A recent study published in the Australian Journal of Earth Sciences, Opalisation of the Great Artesian Basin (central Australia): an Australian story with a Martian twist (Rey, 2013). The study makes the assertion that a unique set of geological conditions existed during the Cretaceous era that led to the relative abundance of opals in Central Australia. Rey proposes a 'redox model' of opal formation to account for the great relative abundance of the precious stone in Australia.

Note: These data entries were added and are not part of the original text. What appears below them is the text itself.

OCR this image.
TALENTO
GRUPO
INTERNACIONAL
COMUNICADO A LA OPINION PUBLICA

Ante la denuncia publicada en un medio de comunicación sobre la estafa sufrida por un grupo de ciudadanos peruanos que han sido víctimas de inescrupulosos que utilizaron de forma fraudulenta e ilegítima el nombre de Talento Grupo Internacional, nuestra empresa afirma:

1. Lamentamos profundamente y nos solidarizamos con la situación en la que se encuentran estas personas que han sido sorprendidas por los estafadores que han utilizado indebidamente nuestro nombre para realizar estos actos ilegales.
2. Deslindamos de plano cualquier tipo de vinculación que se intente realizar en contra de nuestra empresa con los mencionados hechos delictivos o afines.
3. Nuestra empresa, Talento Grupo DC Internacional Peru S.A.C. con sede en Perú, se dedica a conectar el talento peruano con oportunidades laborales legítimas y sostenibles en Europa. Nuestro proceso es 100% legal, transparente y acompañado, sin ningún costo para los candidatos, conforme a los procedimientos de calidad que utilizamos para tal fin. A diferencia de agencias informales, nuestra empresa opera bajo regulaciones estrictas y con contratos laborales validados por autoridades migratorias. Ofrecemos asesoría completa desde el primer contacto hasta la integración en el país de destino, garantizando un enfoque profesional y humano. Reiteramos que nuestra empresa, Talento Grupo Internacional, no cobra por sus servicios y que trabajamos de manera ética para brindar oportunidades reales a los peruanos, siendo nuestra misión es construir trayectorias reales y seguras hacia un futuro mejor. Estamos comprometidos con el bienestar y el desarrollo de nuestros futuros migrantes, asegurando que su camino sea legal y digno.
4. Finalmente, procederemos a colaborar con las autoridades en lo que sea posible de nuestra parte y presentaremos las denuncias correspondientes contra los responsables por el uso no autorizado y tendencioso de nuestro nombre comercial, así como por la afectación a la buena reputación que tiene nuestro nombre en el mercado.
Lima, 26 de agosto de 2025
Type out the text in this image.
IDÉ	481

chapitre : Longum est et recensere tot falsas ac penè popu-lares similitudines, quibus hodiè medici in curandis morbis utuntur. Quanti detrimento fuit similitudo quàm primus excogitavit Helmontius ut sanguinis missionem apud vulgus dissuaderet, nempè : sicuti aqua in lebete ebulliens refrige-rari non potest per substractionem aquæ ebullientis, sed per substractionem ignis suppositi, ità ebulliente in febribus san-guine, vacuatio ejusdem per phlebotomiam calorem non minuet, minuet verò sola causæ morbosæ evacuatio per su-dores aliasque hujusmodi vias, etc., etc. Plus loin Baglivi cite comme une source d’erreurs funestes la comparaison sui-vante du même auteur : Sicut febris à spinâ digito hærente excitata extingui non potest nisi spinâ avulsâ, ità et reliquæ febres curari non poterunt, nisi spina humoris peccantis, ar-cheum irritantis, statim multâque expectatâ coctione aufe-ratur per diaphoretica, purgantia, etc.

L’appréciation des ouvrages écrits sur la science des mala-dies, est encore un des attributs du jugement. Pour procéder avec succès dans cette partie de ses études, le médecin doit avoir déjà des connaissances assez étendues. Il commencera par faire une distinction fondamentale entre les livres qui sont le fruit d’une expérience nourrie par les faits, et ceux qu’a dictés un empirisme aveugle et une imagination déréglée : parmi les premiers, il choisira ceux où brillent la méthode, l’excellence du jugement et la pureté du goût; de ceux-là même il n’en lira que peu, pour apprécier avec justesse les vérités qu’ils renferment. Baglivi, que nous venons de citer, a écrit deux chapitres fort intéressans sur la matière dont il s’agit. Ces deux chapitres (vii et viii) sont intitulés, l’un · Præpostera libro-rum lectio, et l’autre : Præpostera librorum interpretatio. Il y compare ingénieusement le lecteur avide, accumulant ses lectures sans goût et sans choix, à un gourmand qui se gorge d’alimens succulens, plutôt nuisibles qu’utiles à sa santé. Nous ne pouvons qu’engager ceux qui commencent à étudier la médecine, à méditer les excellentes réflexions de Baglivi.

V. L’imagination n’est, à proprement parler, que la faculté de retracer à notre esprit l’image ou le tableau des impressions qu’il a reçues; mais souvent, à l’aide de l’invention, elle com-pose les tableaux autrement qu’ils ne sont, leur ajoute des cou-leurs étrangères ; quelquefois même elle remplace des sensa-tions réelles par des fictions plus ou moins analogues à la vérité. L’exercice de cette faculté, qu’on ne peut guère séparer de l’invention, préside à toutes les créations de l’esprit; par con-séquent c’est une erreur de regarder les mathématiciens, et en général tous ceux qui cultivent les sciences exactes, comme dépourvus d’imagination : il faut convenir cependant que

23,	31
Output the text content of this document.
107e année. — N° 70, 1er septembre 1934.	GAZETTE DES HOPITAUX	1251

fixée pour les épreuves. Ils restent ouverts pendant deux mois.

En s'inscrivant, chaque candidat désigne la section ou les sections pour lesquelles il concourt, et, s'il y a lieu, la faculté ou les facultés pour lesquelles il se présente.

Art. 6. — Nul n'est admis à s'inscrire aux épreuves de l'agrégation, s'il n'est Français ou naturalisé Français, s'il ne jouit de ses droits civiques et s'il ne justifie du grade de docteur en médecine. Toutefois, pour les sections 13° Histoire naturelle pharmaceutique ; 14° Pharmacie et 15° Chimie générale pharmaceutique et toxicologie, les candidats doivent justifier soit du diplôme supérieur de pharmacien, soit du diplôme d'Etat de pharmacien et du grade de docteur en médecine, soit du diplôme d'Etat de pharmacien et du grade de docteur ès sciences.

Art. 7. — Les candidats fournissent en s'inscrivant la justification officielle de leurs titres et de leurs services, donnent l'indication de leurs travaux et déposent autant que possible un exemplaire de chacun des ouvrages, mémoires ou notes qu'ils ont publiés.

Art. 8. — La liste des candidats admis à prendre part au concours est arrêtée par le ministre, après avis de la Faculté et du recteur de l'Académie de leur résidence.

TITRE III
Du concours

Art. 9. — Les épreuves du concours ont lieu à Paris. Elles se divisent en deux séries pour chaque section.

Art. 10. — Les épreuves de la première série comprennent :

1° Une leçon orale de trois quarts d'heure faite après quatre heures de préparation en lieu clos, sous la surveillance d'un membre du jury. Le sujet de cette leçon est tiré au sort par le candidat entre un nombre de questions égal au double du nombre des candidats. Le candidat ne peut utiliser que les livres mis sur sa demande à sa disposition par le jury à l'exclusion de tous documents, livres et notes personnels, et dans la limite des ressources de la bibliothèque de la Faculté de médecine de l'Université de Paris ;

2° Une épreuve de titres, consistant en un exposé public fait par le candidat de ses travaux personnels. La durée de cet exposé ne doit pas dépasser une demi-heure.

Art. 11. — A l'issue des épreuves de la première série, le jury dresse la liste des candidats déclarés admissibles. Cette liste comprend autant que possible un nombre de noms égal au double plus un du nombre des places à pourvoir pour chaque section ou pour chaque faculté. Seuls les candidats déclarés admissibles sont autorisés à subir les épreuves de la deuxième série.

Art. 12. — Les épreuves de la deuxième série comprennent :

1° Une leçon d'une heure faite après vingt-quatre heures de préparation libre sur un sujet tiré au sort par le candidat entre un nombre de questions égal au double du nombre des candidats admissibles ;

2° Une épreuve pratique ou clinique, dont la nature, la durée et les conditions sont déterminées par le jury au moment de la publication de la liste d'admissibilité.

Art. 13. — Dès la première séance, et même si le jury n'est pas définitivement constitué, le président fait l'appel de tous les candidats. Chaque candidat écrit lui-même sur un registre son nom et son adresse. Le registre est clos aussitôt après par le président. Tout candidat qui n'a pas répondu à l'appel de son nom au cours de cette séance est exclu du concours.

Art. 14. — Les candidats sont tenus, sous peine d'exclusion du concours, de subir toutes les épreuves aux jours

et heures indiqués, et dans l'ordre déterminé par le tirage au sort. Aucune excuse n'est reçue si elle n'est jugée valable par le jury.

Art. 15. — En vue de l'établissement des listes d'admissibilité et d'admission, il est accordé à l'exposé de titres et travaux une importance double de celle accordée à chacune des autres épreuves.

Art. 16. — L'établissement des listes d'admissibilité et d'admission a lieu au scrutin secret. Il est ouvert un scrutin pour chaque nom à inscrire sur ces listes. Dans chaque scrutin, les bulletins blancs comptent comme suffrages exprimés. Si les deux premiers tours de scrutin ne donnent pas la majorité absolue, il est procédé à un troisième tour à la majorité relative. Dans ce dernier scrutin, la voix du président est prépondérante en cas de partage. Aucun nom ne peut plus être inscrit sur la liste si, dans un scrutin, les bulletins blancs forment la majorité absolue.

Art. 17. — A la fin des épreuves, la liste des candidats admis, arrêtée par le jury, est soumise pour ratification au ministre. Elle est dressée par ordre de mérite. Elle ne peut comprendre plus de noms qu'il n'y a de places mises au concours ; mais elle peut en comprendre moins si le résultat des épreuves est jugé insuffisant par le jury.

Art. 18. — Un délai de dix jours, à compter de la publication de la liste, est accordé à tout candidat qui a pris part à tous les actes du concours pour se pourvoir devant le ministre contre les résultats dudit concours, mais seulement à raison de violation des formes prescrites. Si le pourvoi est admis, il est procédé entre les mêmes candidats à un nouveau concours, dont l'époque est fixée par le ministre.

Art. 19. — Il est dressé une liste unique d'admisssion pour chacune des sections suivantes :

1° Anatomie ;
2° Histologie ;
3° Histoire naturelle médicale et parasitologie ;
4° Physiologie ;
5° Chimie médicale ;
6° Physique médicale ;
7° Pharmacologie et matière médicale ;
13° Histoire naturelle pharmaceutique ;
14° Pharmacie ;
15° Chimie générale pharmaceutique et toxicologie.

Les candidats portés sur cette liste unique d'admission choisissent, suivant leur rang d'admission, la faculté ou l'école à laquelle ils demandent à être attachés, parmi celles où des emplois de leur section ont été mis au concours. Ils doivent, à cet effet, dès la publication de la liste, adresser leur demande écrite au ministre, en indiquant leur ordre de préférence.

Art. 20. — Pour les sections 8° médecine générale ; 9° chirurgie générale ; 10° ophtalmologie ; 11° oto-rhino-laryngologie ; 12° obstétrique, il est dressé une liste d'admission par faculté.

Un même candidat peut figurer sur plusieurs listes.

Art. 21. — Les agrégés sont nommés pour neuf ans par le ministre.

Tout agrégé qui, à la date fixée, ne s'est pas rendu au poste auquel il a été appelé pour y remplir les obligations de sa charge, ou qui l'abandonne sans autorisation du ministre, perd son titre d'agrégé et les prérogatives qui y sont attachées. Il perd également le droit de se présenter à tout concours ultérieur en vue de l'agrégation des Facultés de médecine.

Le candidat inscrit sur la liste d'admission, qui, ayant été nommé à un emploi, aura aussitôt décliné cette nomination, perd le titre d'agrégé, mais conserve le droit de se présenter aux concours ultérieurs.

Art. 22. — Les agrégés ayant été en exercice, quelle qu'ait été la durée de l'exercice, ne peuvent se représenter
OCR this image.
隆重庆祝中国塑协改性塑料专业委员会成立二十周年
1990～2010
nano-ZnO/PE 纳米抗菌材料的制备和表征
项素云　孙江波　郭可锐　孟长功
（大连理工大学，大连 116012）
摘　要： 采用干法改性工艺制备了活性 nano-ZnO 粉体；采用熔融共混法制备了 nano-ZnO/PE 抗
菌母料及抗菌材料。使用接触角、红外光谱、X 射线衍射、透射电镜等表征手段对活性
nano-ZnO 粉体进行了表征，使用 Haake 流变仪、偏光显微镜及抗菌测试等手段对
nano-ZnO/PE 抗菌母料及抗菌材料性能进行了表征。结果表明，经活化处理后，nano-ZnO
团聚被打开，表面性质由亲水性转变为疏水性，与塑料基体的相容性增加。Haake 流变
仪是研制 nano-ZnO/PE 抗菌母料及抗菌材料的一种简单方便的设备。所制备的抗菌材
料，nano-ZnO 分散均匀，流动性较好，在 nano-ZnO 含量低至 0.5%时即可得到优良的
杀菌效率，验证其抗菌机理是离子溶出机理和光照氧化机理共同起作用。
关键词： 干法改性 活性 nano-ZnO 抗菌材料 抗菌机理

An important aspect to note is that just about all opal deposits occur either in or on the periphery of the Great Artesian Basin, as can be seen in the map below:
Image Source and brief information of opal mining centres: The National Opal Collection
The conditions around the opal field part of the Artesian Basin during the Cretaceous, according to Rey (2013) were:
From about 130 to 93 million years ago, The Great Artesian Basin was flooded by what is known as the Eromanga Sea, this was a cold, shallow, largely stagnant waterway that was poorly connected to the open ocean.
The Eromanga Sea served as a 'sink' for volcaniclastic sediments eroded from orogenic volcanic sources on the Pacific margin of Gondwana.
Rey describes how the iron- and organic- rich sediments contributed to an anoxic seafloor environment that became rich in pyrite, ferrous iron, feldspar and volcaniclasts, but virtually no carbonates.
At the end of the Cretaceous and into the early Palaeogene (from about 93 to 60 million ears ago), the region experienced slow uplift, erosion and denudation, as well as subsequent sea regression; this, according to Rey, caused an acidic oxidation of the Eromanga Sea deposits as oxic fluids perculated through faults, some trapped by clay deposits - these are where the opal deposits have been found. Further deposition in the Palaeocene and Eocene provided protection from further erosion.
In summary, Rey notes 5 aspects unique to the geological history of the Great Artesian Basin that has resulted in the great relative abundance of opal:
- Large scale organic matter-rich, iron-rich volcaniclastic sediments
- The depositional environment to be anoxic
- negligible carbonates
- sea regression driving oxidative weathering
- stable landscape to preserve opal from erosion and to prevent its transformation into quartz via burial
The connection to Mars in the title is based on recent observations by NASA of opaline minerals found on the Martian surface, Rey suggests that there could be a link with the conditions with the dehydration of Eromanga Sea in the Cretaceous and processes that may have occurred on Mars.